Veterans gathered in the West Virginia sunshine to enjoy BBQ on the platter and some good-natured competition.
The event had all the great ingredients for a weeklong BBQ Bootcamp, where some Veterans learned how to be pit masters. Five teams of five Veterans picked up some valuable skills they can use to find a job or maybe even start a business.
Veteran Joseph Bowser and his team
The instructional event was conducted by Operation Barbecue Relief (OBR), with a lot of help from their friends at VA’s Office of Emergency Management (OEM), the Veteran Canteen Service (VCS) and the staff of Martinsburg VA Medical Center.
The Veterans started with a safety briefing and a day of training from world class pit masters.
Once the BBQ Basics training was complete, the food that was prepared was judged by a panel and awards were provided for best steak, best ribs and best overall BBQ.
The food produced went to feed employees and Veterans at the Martinsburg facility.
“Everyone involved has been unbelievable from the start.”
“The accomplishments of OBR, the Veterans and OEM over this last week have been heartwarming and emotional,” said Dr. Paul D. Kim, OEM executive director. “I am so proud of everyone. VCS, the VAMC, all employees and everyone involved has been unbelievable from the start. The Veterans participating in the event were enthusiastic and dove right in. Their true competitive nature was on display for the entire two days. Everyone, including myself, learned a thing or two about barbecue.”
Operation BBQ Relief is a nonprofit organization that was founded in May 2011 in response to a need for tornado relief efforts in Joplin, Missouri. They served over 120,000 meals in 13 days.
To date, Operation BBQ Relief has provided over nine million meals throughout the United States and internationally following natural disasters and COVID-19 response.
Through “The Always Serving Project,” it has helped the homeless, first responders, Veterans and members of the military.
On the first day of competition, Dr. Kim was a judge, admitting it was, “Tough work and a sacrifice.”
Emergency teams meeting brought Bootcamp to VA
Dr. Kim met members of Operation BBQ Relief while deployed to Lake Charles last hurricane season where they were serving 28,000 meals a day.

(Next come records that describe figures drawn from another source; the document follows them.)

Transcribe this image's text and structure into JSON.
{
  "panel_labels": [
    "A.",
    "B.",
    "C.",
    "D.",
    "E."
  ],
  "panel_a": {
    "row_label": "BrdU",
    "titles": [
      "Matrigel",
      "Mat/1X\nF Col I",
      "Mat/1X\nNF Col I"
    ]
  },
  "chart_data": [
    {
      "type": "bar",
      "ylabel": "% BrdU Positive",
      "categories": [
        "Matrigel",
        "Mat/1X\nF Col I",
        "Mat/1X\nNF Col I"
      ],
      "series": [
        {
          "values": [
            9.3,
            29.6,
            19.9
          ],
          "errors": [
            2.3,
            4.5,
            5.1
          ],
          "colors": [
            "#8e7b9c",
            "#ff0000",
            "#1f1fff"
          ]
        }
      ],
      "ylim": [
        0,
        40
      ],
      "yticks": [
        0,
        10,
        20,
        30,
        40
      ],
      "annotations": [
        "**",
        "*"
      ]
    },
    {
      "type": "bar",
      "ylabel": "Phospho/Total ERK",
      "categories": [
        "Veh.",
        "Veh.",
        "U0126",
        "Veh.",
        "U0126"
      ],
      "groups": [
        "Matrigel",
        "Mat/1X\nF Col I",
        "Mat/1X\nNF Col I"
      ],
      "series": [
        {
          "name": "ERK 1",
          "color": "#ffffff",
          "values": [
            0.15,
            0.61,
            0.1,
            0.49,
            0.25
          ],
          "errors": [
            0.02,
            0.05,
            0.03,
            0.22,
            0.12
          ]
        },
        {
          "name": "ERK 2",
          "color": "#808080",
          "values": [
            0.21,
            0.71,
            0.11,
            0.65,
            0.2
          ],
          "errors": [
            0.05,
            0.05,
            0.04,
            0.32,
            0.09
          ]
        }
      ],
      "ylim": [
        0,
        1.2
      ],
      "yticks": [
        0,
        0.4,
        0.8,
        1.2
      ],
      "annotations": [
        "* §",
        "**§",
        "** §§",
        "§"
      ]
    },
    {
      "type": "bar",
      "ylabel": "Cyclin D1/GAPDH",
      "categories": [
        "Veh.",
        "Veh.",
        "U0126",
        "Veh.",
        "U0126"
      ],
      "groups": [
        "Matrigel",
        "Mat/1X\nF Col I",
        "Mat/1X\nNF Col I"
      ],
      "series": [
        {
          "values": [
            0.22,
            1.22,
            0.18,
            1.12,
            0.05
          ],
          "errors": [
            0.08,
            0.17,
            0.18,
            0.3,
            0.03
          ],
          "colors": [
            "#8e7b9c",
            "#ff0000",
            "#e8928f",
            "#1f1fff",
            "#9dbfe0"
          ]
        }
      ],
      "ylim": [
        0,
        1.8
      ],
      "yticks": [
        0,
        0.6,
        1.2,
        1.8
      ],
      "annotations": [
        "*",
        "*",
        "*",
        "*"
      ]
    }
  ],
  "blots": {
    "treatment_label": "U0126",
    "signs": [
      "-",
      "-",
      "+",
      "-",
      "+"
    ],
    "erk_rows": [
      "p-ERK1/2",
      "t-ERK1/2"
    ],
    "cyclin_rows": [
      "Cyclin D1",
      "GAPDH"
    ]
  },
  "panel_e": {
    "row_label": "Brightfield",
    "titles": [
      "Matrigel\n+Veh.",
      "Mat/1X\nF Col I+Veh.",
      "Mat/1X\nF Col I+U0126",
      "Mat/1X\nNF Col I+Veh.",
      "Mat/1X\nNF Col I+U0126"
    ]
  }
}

He toured their operations and discussed ways to partner in the future. He then reached out to Ken Allensworth, Martinsburg VAMC director, who agreed to host the event on campus.
Forty-two Veterans participated in the BBQ Bootcamp. Some were outpatients who had completed the program and came back to learn new skills to assist them in future employment opportunities.
A Veteran and VA employee: “Just wanted to say a huge thank you. Seeing my fellow co-workers laugh and enjoy themselves outside was a breath of fresh air – literally. This event improved workplace morale and an overall sense of appreciation.”
One of the Veterans attending the Bootcamp was SFC Joseph Bowser, advisor to the Secretary of the Army.
Many Veterans talked about how appreciative they were of the opportunity. Some have registered to volunteer with OBR in its future endeavors to keep serving.
The Martinsburg event is “hopefully” a pilot for future partnership opportunities to serve Veterans and their communities.